# Brandi your buck's pic



## trob1 (Oct 5, 2007)

Brandi here is a picture I took today of your buck. He was resting under the hay feeder. I will get one of him standing later but for now this will have to do.


----------



## HollowbeadRanch (Oct 5, 2007)

AAAWWW.... He is so cute!!


----------



## trob1 (Oct 5, 2007)

Here are 2 more pictures from feeding time tonight.


----------



## Sweet Gum Minis (Oct 6, 2007)

He's adorable! Congratulations Brandi!


----------



## HollowbeadRanch (Oct 5, 2007)

AAAWWW... He is a doll!!! Thank you Teresa for the pics! Is he white on the back or just a pale creme? Either way he is just too darn cute!

And thank you Ashley! I FINALLY got a Buckling with moonspots!!!


----------



## trob1 (Oct 5, 2007)

Brandi he is pale cream on his backside so far. It is really hard to tell in pictures unless he is side by side with his brother who is real white. He is a real cutie and so far a real laid back personality like his sire. I am glad you like him and can't wait to meet you in the coming weeks.


----------



## HollowbeadRanch (Oct 5, 2007)

Yeah! I am so glad he is doing well! I am excited about coming to your farm as well! When will he be weaning age? Oh... when I look at his white spot on his head I can tell that his stripes are a little darker :greengrin:

I am still really torn about getting the other Buckling to go with him.... have you sold him yet? When will you be picking up the polled one? Decisions... decisions.... if him and the darker one didn't have the same Sire then I would be jerking him up in a minute! But I was hoping to get a darker one that wasn't related so that if this little guys gives me some moonspotted Doelings I could keep them and breed them to the other one (make any since?? :doh: ). The only thing that worries me about the other little guy that you are picking up is the fact that he is polled :shrug: As you can tell I have been running the different possibilities through my mind quite ALOT! :doh: 

Oh.. and do you mind if I use those pics on my website :greengrin: ??


----------



## trob1 (Oct 5, 2007)

Brandi feel free to use any of my pictures. I havent sold the Stars little chocolate bucksin yet. I was supposed to get with Lisa this past week about getting that buck from her but with all the does kidding it just didnt happen. So I should get him first of the week and you might want to consider him.

Your little buck out of Krystal will be ready to go as early as Forth of July week end. Here is another picture that shows his cream color better. Him and his brother were having so much fun.


----------



## HollowbeadRanch (Oct 5, 2007)

That is such a cute picture of him! Don't you just love sitting and watching them play?

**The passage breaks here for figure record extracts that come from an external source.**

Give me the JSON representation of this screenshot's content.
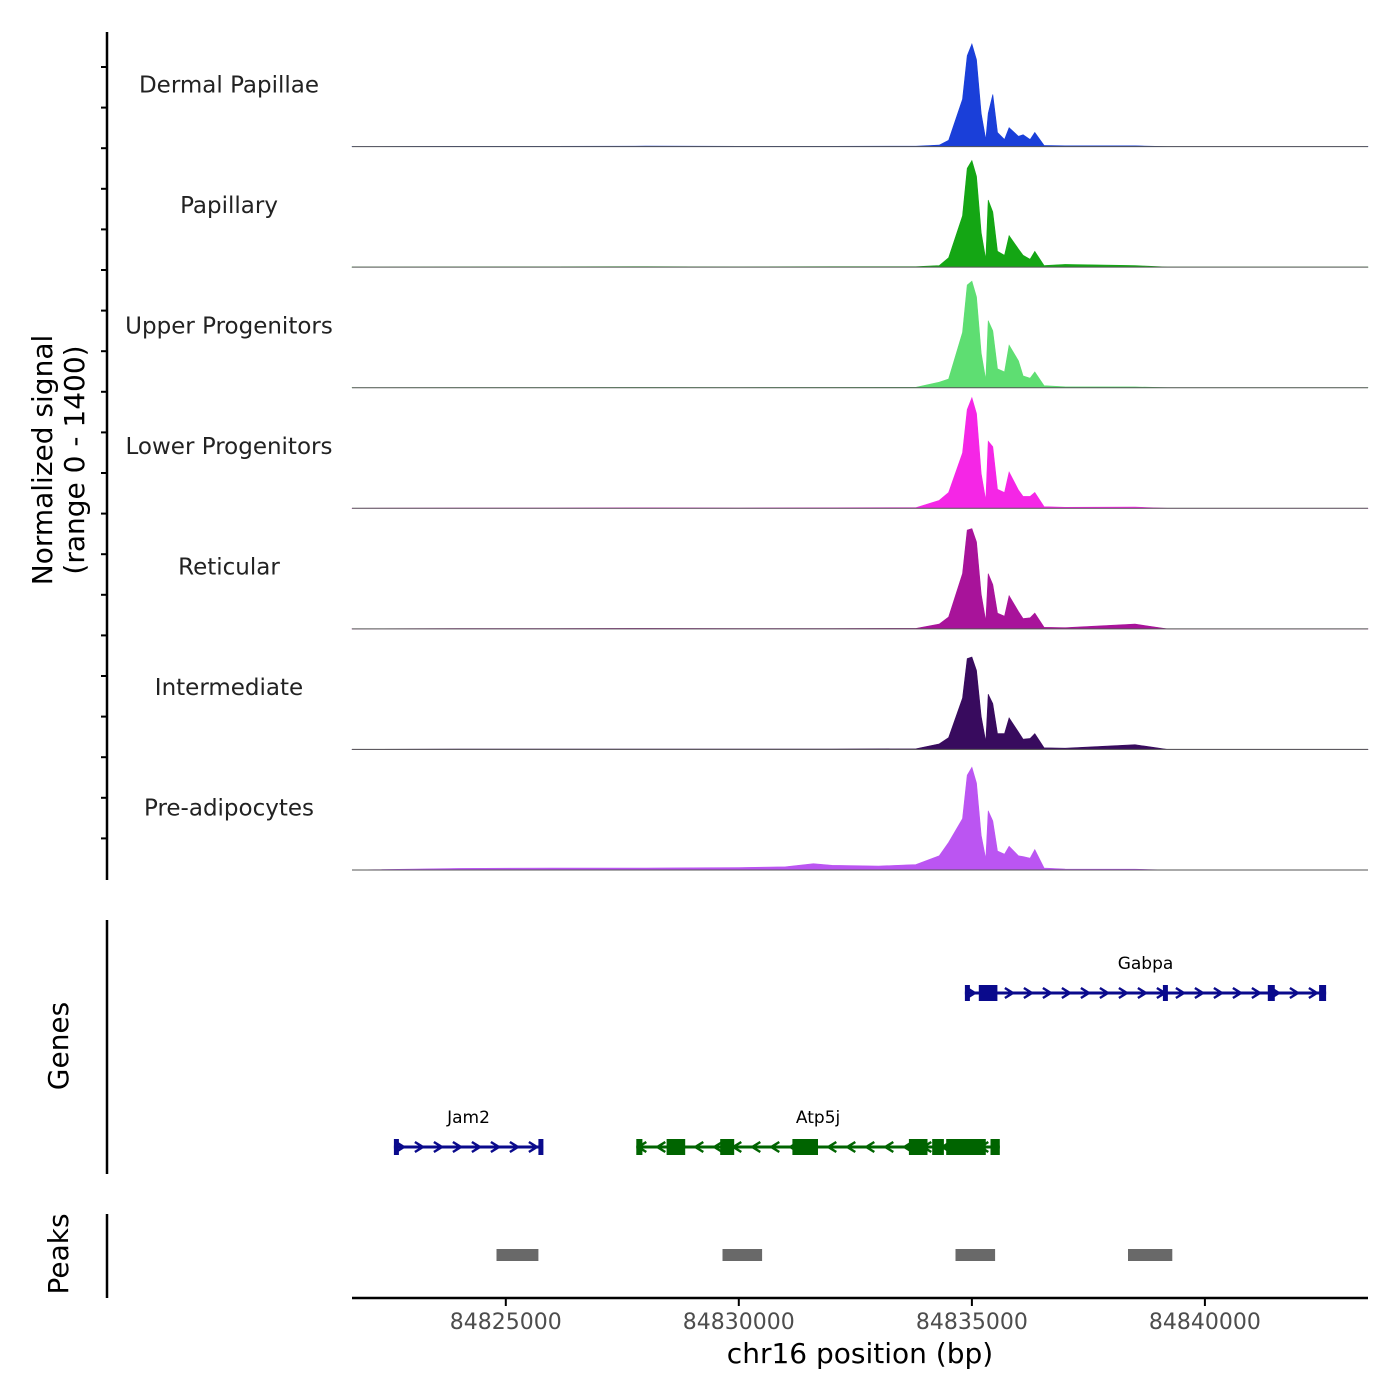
{
  "chart_data": {
    "type": "area",
    "title": "",
    "xlabel": "chr16 position (bp)",
    "xlim": [
      84821700,
      84843500
    ],
    "x_ticks": [
      {
        "value": 84825000,
        "label": "84825000"
      },
      {
        "value": 84830000,
        "label": "84830000"
      },
      {
        "value": 84835000,
        "label": "84835000"
      },
      {
        "value": 84840000,
        "label": "84840000"
      }
    ],
    "coverage": {
      "ylabel_line1": "Normalized signal",
      "ylabel_line2": "(range 0 - 1400)",
      "ylim": [
        0,
        1400
      ],
      "baseline_color": "#555555",
      "tracks": [
        {
          "name": "Dermal Papillae",
          "color": "#1a3fd9",
          "x": [
            84821700,
            84824000,
            84826000,
            84828000,
            84830000,
            84832000,
            84833800,
            84834300,
            84834500,
            84834800,
            84834900,
            84835000,
            84835100,
            84835200,
            84835300,
            84835350,
            84835450,
            84835550,
            84835700,
            84835800,
            84836000,
            84836100,
            84836250,
            84836350,
            84836550,
            84837000,
            84838500,
            84839200,
            84843500
          ],
          "y": [
            0,
            4,
            3,
            6,
            3,
            4,
            5,
            18,
            80,
            600,
            1150,
            1300,
            1100,
            420,
            90,
            420,
            660,
            180,
            90,
            240,
            130,
            150,
            90,
            180,
            15,
            10,
            10,
            0,
            0
          ]
        },
        {
          "name": "Papillary",
          "color": "#14a614",
          "x": [
            84821700,
            84824000,
            84826000,
            84828000,
            84830000,
            84832000,
            84833800,
            84834300,
            84834500,
            84834800,
            84834900,
            84835000,
            84835100,
            84835200,
            84835300,
            84835350,
            84835450,
            84835550,
            84835700,
            84835800,
            84836000,
            84836100,
            84836250,
            84836350,
            84836550,
            84837000,
            84838500,
            84839200,
            84843500
          ],
          "y": [
            0,
            3,
            4,
            6,
            3,
            5,
            5,
            20,
            120,
            650,
            1250,
            1350,
            1150,
            440,
            100,
            850,
            700,
            200,
            150,
            400,
            230,
            150,
            100,
            200,
            20,
            35,
            20,
            0,
            0
          ]
        },
        {
          "name": "Upper Progenitors",
          "color": "#5ede72",
          "x": [
            84821700,
            84824000,
            84826000,
            84828000,
            84830000,
            84832000,
            84833800,
            84834300,
            84834500,
            84834800,
            84834900,
            84835000,
            84835100,
            84835200,
            84835300,
            84835350,
            84835450,
            84835550,
            84835700,
            84835800,
            84836000,
            84836100,
            84836250,
            84836350,
            84836550,
            84837000,
            84838500,
            84839200,
            84843500
          ],
          "y": [
            0,
            2,
            3,
            4,
            3,
            4,
            5,
            70,
            110,
            700,
            1300,
            1350,
            1150,
            440,
            100,
            850,
            720,
            240,
            200,
            540,
            340,
            150,
            120,
            200,
            25,
            12,
            10,
            0,
            0
          ]
        },
        {
          "name": "Lower Progenitors",
          "color": "#f526e6",
          "x": [
            84821700,
            84824000,
            84826000,
            84828000,
            84830000,
            84832000,
            84833800,
            84834300,
            84834500,
            84834800,
            84834900,
            84835000,
            84835100,
            84835200,
            84835300,
            84835350,
            84835450,
            84835550,
            84835700,
            84835800,
            84836000,
            84836100,
            84836250,
            84836350,
            84836550,
            84837000,
            84838500,
            84839200,
            84843500
          ],
          "y": [
            0,
            4,
            4,
            6,
            4,
            6,
            8,
            100,
            200,
            700,
            1250,
            1400,
            1200,
            440,
            100,
            850,
            780,
            240,
            200,
            460,
            230,
            150,
            150,
            200,
            20,
            12,
            15,
            0,
            0
          ]
        },
        {
          "name": "Reticular",
          "color": "#a8139a",
          "x": [
            84821700,
            84824000,
            84826000,
            84828000,
            84830000,
            84832000,
            84833800,
            84834300,
            84834500,
            84834800,
            84834900,
            84835000,
            84835100,
            84835200,
            84835300,
            84835350,
            84835450,
            84835550,
            84835700,
            84835800,
            84836000,
            84836100,
            84836250,
            84836350,
            84836550,
            84837000,
            84838500,
            84839200,
            84843500
          ],
          "y": [
            0,
            3,
            4,
            6,
            4,
            5,
            6,
            60,
            150,
            700,
            1250,
            1270,
            1100,
            440,
            100,
            700,
            560,
            200,
            160,
            420,
            220,
            130,
            140,
            200,
            20,
            15,
            60,
            0,
            0
          ]
        },
        {
          "name": "Intermediate",
          "color": "#380b5e",
          "x": [
            84821700,
            84824000,
            84826000,
            84828000,
            84830000,
            84832000,
            84833800,
            84834300,
            84834500,
            84834800,
            84834900,
            84835000,
            84835100,
            84835200,
            84835300,
            84835350,
            84835450,
            84835550,
            84835700,
            84835800,
            84836000,
            84836100,
            84836250,
            84836350,
            84836550,
            84837000,
            84838500,
            84839200,
            84843500
          ],
          "y": [
            0,
            5,
            5,
            6,
            4,
            6,
            8,
            70,
            150,
            650,
            1150,
            1170,
            1000,
            420,
            100,
            700,
            580,
            200,
            200,
            400,
            220,
            130,
            140,
            200,
            20,
            15,
            60,
            0,
            0
          ]
        },
        {
          "name": "Pre-adipocytes",
          "color": "#bb55f2",
          "x": [
            84821700,
            84824000,
            84826000,
            84828000,
            84830000,
            84831000,
            84831600,
            84832000,
            84833000,
            84833800,
            84834300,
            84834500,
            84834800,
            84834900,
            84835000,
            84835100,
            84835200,
            84835300,
            84835350,
            84835450,
            84835550,
            84835700,
            84835800,
            84836000,
            84836100,
            84836250,
            84836350,
            84836550,
            84837000,
            84838500,
            84839200,
            84843500
          ],
          "y": [
            0,
            20,
            25,
            25,
            30,
            40,
            80,
            60,
            50,
            70,
            180,
            350,
            650,
            1200,
            1300,
            1100,
            440,
            140,
            750,
            620,
            240,
            200,
            300,
            180,
            170,
            150,
            260,
            25,
            12,
            10,
            0,
            0
          ]
        }
      ]
    },
    "genes": {
      "label": "Genes",
      "items": [
        {
          "name": "Gabpa",
          "strand": "+",
          "color": "#0a0a8c",
          "start": 84834850,
          "end": 84842600,
          "exons": [
            [
              84834850,
              84834950
            ],
            [
              84835150,
              84835550
            ],
            [
              84839100,
              84839200
            ],
            [
              84841350,
              84841500
            ],
            [
              84842450,
              84842600
            ]
          ]
        },
        {
          "name": "Jam2",
          "strand": "+",
          "color": "#0a0a8c",
          "start": 84822600,
          "end": 84825800,
          "exons": [
            [
              84822600,
              84822680
            ],
            [
              84825700,
              84825800
            ]
          ]
        },
        {
          "name": "Atp5j",
          "strand": "-",
          "color": "#006400",
          "start": 84827800,
          "end": 84835600,
          "exons": [
            [
              84827800,
              84827930
            ],
            [
              84828450,
              84828850
            ],
            [
              84829600,
              84829900
            ],
            [
              84831150,
              84831700
            ],
            [
              84833650,
              84834050
            ],
            [
              84834150,
              84834400
            ],
            [
              84834450,
              84835300
            ],
            [
              84835400,
              84835600
            ]
          ]
        }
      ]
    },
    "peaks": {
      "label": "Peaks",
      "color": "#696969",
      "regions": [
        [
          84824800,
          84825700
        ],
        [
          84829650,
          84830500
        ],
        [
          84834650,
          84835500
        ],
        [
          84838350,
          84839300
        ]
      ]
    }
  }
}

Would you mind sending me some pics of the Buck you are getting from Lisa once you get him home? My only concern with him is him being polled... What do you think?

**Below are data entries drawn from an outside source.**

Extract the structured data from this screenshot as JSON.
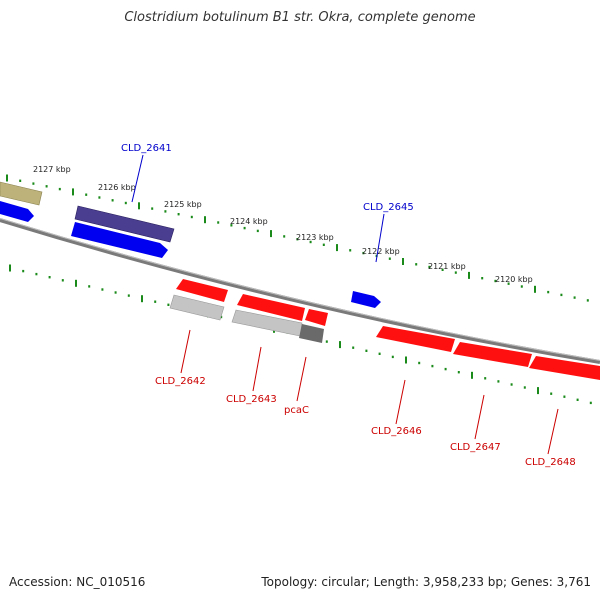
{
  "title": "Clostridium botulinum B1 str. Okra, complete genome",
  "accession": "Accession: NC_010516",
  "topology": "Topology: circular; Length: 3,958,233 bp; Genes: 3,761",
  "colors": {
    "forward_gene": "#0000ff",
    "reverse_gene": "#ff0000",
    "tick": "#1a8a1a",
    "backbone": "#888888",
    "forward_label": "#0000cc",
    "reverse_label": "#cc0000"
  },
  "tick_labels": [
    "2127 kbp",
    "2126 kbp",
    "2125 kbp",
    "2124 kbp",
    "2123 kbp",
    "2122 kbp",
    "2121 kbp",
    "2120 kbp"
  ],
  "gene_labels": {
    "forward": [
      "CLD_2641",
      "CLD_2645"
    ],
    "reverse": [
      "CLD_2642",
      "CLD_2643",
      "pcaC",
      "CLD_2646",
      "CLD_2647",
      "CLD_2648"
    ]
  }
}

Thank you for allowing me to use the pics! I am going to work on getting him added to my website! :wink:


----------



## all1965 (Oct 6, 2007)

Just curious, why are you concerned about him being polled? 
I just don't breed my polled bucks to my polled does. For people who disbud, a polled buck would be beneficial so that you wouldn't have to disbud the kids.
I have 2 polled bucks in with my horned buck and horned wether. They do fine together.


----------



## Crissa (Oct 7, 2007)

Congrats Brandi! He's gorgeous! :stars:


----------



## HollowbeadRanch (Oct 5, 2007)

Thank you Crissa!! :greengrin:



all1965 said:


> Just curious, why are you concerned about him being polled?
> I just don't breed my polled bucks to my polled does. For people who disbud, a polled buck would be beneficial so that you wouldn't have to disbud the kids.
> I have 2 polled bucks in with my horned buck and horned wether. They do fine together.


 I was just worried about my other Bucks having horns and him not having horns... that it might would cause them to pick on him or hurt him??? :shrug: It was just a concern of mine... So you don't have any problems with your polled bucks being in with your horned bucks?


----------



## all1965 (Oct 6, 2007)

I personally don't have any issues. I also have a few polled does with all my horned ones.
I guess it really depends on the goats attitude.


----------



## Di (Jan 29, 2008)

I had to chuckle a little, I have a Cashmere buck with horns that are...well...huge. I finally put my Pygora buck (disbudded) and my younger Cashmere buck in with him, just to see. Bambino (I didn't name him) just looked at them, disdainfully, put his head up, stuck his chest out, and that's all it took. "The boys" just stood back in awe! They've never questioned his authority.

That's a beautiful buckling! He's topline is so level! He's just perfect! Congrats! (In addition, it's a GREAT picture!)


----------